Tag Archives: Creative Design Choices

The Art of Branding and a 5-Year-Old’s Take on Famous Logos

We see hundreds of thousands of logos each year. But what really goes into the design process? How can you best communicate with a designer to make sure you get exactly what you want? Written by Juliet Rocco

Let’s go back in time for a minute: Think way back if you can to a time when you were very young and couldn’t read yet. When a commercial came on you relied only on the graphics and voiceover to help you understand the message.

McDonald’s developed a simple call to action: buy a Happy Meal and get the awesome toy inside! All you had to see was the golden arches logo at the end of the ad and you knew immediately where you were asking mom or dad to take you for dinner.

Loyalty ensues: Thanks to millions of dollars invested and an effective branding team, McDonald’s was able to turn most of us into brand loyalists from very early on. Those Happy Meal toys were the gateway to loyalty and you didn’t even realize it!

Personally, I try to stay away from fast food unless I’m out in the boondocks somewhere and my options don’t stretch past a microwaveable burrito, but I’ll give McDonald’s credit for being able to hold on to many of my fellow peers.

[VIDEO] Last week, I attended a webinar where we watched this video about branding. It sends a great message about how effective branding is and how it has impacted our culture today.

The design process: A lot of work goes into product research and development. After a brand name or product is developed, the company will reach out to a creative team to create a logo. This creative team of designers can be in-house or a hired agency/graphic designer.

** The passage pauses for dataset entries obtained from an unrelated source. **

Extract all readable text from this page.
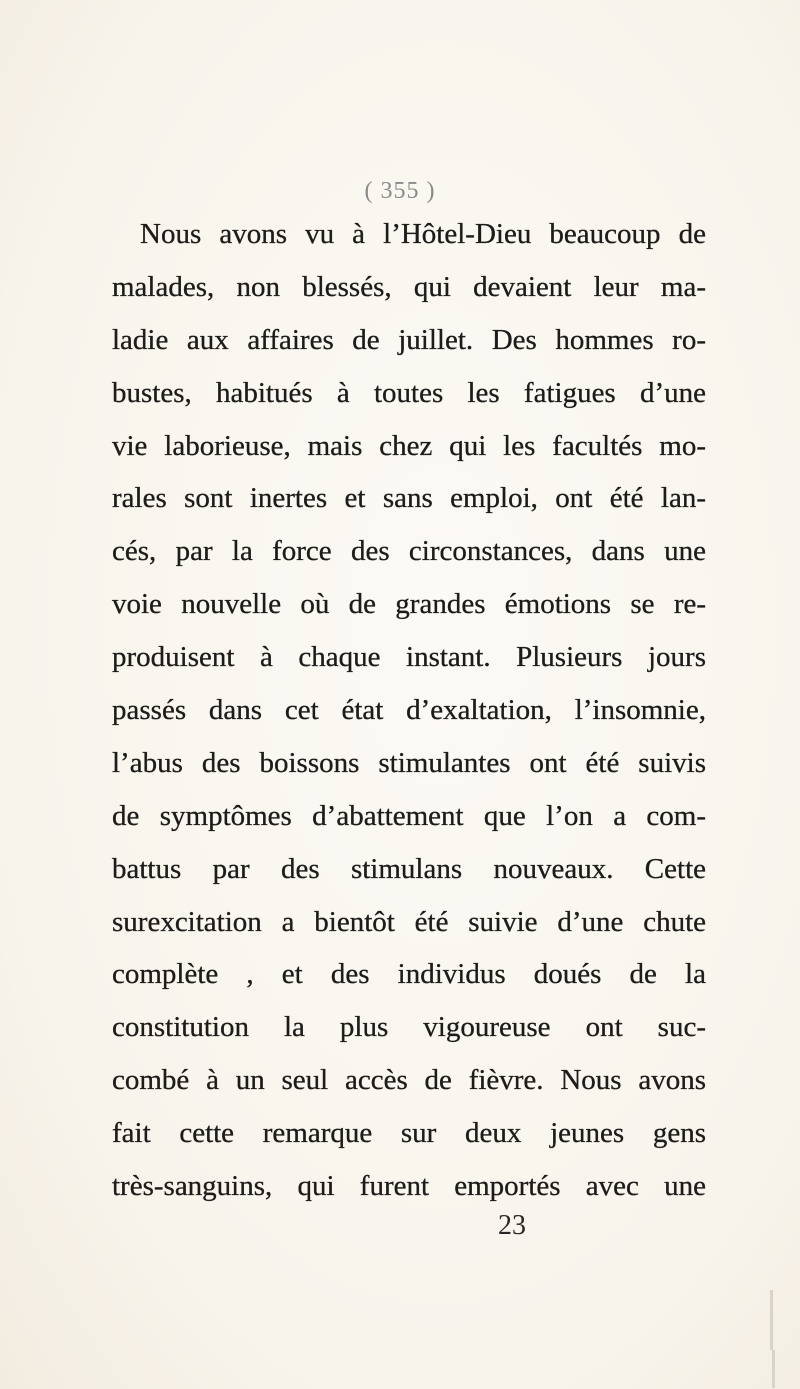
( 355 )

Nous avons vu à l’Hôtel-Dieu beaucoup de
malades, non blessés, qui devaient leur ma-
ladie aux affaires de juillet. Des hommes ro-
bustes, habitués à toutes les fatigues d’une
vie laborieuse, mais chez qui les facultés mo-
rales sont inertes et sans emploi, ont été lan-
cés, par la force des circonstances, dans une
voie nouvelle où de grandes émotions se re-
produisent à chaque instant. Plusieurs jours
passés dans cet état d’exaltation, l’insomnie,
l’abus des boissons stimulantes ont été suivis
de symptômes d’abattement que l’on a com-
battus par des stimulans nouveaux. Cette
surexcitation a bientôt été suivie d’une chute
complète , et des individus doués de la
constitution la plus vigoureuse ont suc-
combé à un seul accès de fièvre. Nous avons
fait cette remarque sur deux jeunes gens
très-sanguins, qui furent emportés avec une

23
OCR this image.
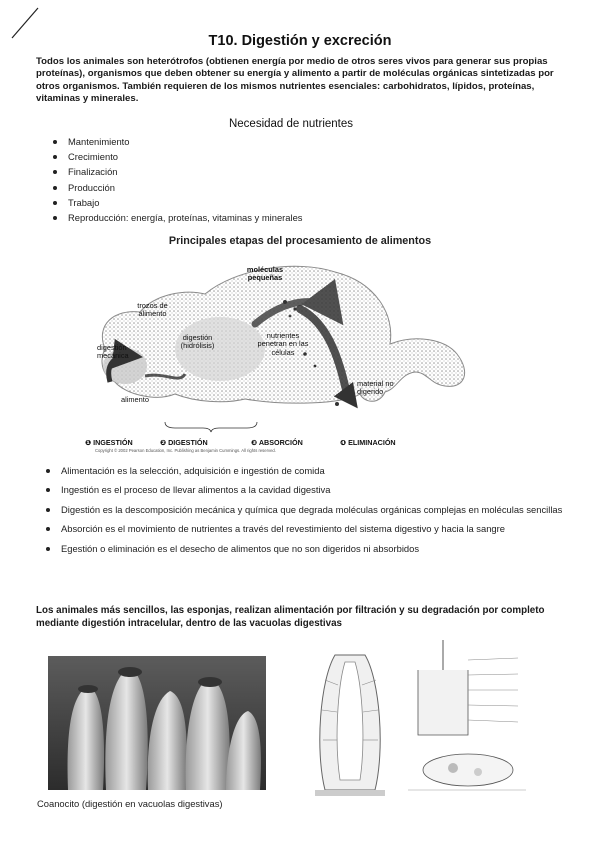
T10. Digestión y excreción
Todos los animales son heterótrofos (obtienen energía por medio de otros seres vivos para generar sus propias proteínas), organismos que deben obtener su energía y alimento a partir de moléculas orgánicas sintetizadas por otros organismos. También requieren de los mismos nutrientes esenciales: carbohidratos, lípidos, proteínas, vitaminas y minerales.
Necesidad de nutrientes
Mantenimiento
Crecimiento
Finalización
Producción
Trabajo
Reproducción: energía, proteínas, vitaminas y minerales
Principales etapas del procesamiento de alimentos
moléculas pequeñas
trozos de alimento
digestión mecánica
digestión (hidrólisis)
nutrientes penetran en las células
material no digerido
alimento
❶ INGESTIÓN	❷ DIGESTIÓN	❸ ABSORCIÓN	❹ ELIMINACIÓN
Copyright © 2002 Pearson Education, Inc. Publishing as Benjamin Cummings. All rights reserved.
Alimentación es la selección, adquisición e ingestión de comida
Ingestión es el proceso de llevar alimentos a la cavidad digestiva
Digestión es la descomposición mecánica y química que degrada moléculas orgánicas complejas en moléculas sencillas
Absorción es el movimiento de nutrientes a través del revestimiento del sistema digestivo y hacia la sangre
Egestión o eliminación es el desecho de alimentos que no son digeridos ni absorbidos
Los animales más sencillos, las esponjas, realizan alimentación por filtración y su degradación por completo mediante digestión intracelular, dentro de las vacuolas digestivas
Coanocito (digestión en vacuolas digestivas)
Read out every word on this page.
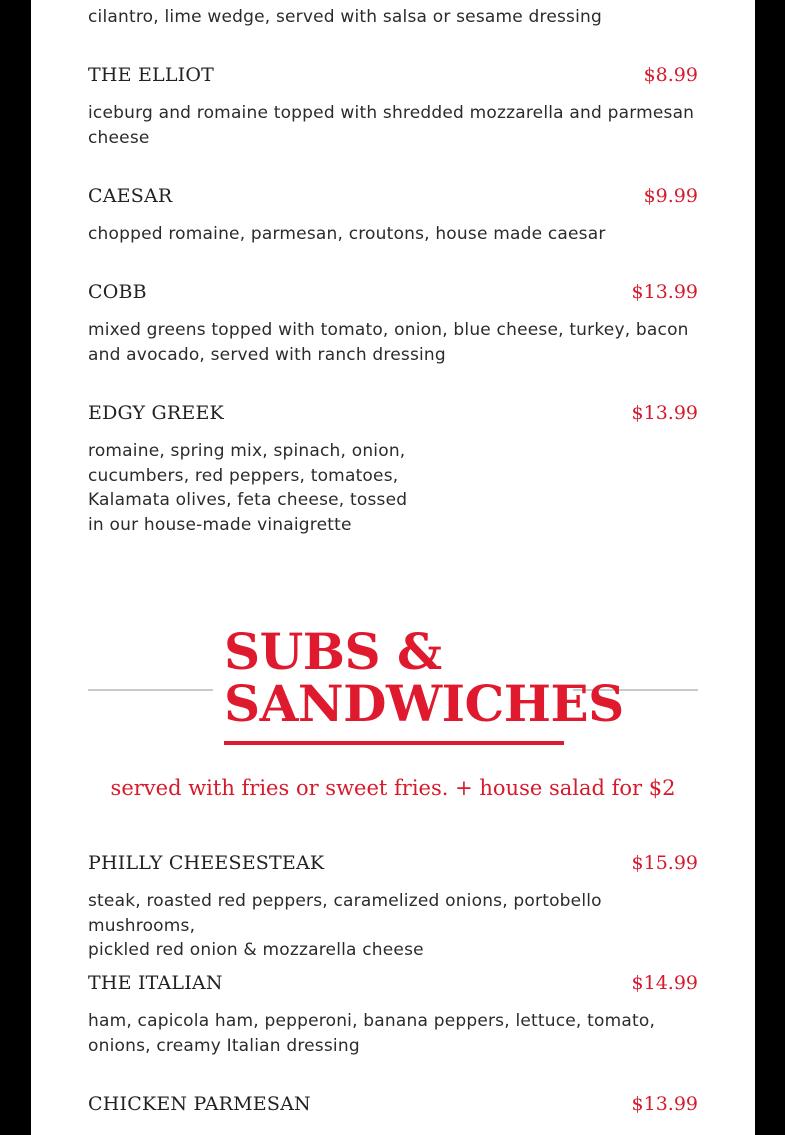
cilantro, lime wedge, served with salsa or sesame dressing
THE ELLIOT	$8.99
iceburg and romaine topped with shredded mozzarella and parmesan
cheese
CAESAR	$9.99
chopped romaine, parmesan, croutons, house made caesar
COBB	$13.99
mixed greens topped with tomato, onion, blue cheese, turkey, bacon
and avocado, served with ranch dressing
EDGY GREEK	$13.99
romaine, spring mix, spinach, onion,
cucumbers, red peppers, tomatoes,
Kalamata olives, feta cheese, tossed
in our house-made vinaigrette
SUBS &
SANDWICHES
served with fries or sweet fries. + house salad for $2
PHILLY CHEESESTEAK	$15.99
steak, roasted red peppers, caramelized onions, portobello mushrooms,
pickled red onion & mozzarella cheese
THE ITALIAN	$14.99
ham, capicola ham, pepperoni, banana peppers, lettuce, tomato,
onions, creamy Italian dressing
CHICKEN PARMESAN	$13.99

It makes it a lot easier if you have a list of adjectives to go along with the product or brand which best describe it. Tell the designer what you’re looking to get out of this. It will make their job easier and give you better quality.

Important questions to think about:

What do you want people to think when they first set eyes on your logo?

How do you want them to feel?

What message is your company sending?

Once a meeting with the sales and marketing representatives takes place, the designer will begin drafting up logos, making revisions, and having a sample of potential designs ready. This process takes time and a solid creative mind. Think of those people who sit at their desk with the wastebasket full of crumpled up pieces of paper.

After a final sketch is chosen, the designer will transfer it into a digital editing software such as Adobe Photoshop or Illustrator. This will give the image a nice, polished look for the finalized result. This is the turning point where everything really comes to life.

Final steps: The top designs will then be picked through market research, a final winner will be chosen. Focus groups can play a helpful role in choosing a logo. Their input can be valuable in making small, yet effective changes in the design. Even the smallest changes can make a big difference.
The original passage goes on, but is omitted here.